When Section D was absorbed by Special Operations Executive (SOE) in summer of 1940, Philby was appointed as an instructor in the arts of "black propaganda" at the SOE's training establishment in Beaulieu, Hampshire.
In early 1944 MI6 re-established Section IX, its prewar anti-Soviet section, and Kim Philby took a position there.
He was able to alert the NKVD about all British intelligence on the Soviets—including what the American OSS had shared with the British about the Soviets.
Despite these difficulties the service nevertheless conducted substantial and successful operations in both occupied Europe and in the Middle East and Far East where it operated under the cover name Interservice Liaison Department (ISLD).

The Cold War

In August 1945 Russian intelligence officer Konstantin Volkov tried to defect to Britain, offering the names of all Soviet agents working inside British intelligence.
Philby received the memo on Volkov's offer, and alerted the Soviets so they could arrest him.
SIS operations against the USSR were extensively compromised by the fact that the post-war Counter-Espionage Section, R5, was headed for two years by an agent working for the Soviet Union, Harold Adrian Russell "Kim" Philby.
Although Philby's damage was mitigated for several years by his transfer as Head of Station in Turkey, he later returned and was the SIS intelligence liaison officer at the Embassy in Washington D.C.
In this capacity he compromised a programme of joint US-UK paramilitary operations (Albanian Subversion, Valuable Project) in Enver Hoxha's Albania (although it has been shown that these operations were further compromised "on the ground" by poor security discipline among the Albanian émigrés recruited to undertake the operations).
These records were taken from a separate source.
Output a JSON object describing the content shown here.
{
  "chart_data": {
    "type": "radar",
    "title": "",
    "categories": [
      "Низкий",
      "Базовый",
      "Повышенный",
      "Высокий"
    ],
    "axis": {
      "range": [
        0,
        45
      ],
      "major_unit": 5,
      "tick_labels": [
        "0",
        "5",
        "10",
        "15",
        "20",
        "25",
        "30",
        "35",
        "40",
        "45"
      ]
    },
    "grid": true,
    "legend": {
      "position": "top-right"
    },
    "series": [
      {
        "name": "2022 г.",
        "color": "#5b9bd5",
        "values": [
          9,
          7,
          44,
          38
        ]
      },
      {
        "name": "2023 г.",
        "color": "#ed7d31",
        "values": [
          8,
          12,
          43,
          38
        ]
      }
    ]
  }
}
Philby was eased out of office and quietly retired in 1953 after the defection of his friends and fellow members of the "Cambridge spy ring" Donald Duart Maclean and Guy Burgess.
SIS suffered further embarrassment when it turned out that an officer involved in both the Vienna and Berlin tunnel operations had been turned as a Soviet agent during internment by the Chinese during the Korean War.
The real scale and impact of SIS activities during the second half of the Cold War remains unknown, however, because the bulk of their most successful targeting operations against Soviet officials were the result of "Third Country" operations recruiting Soviet sources travelling abroad in Asia and Africa.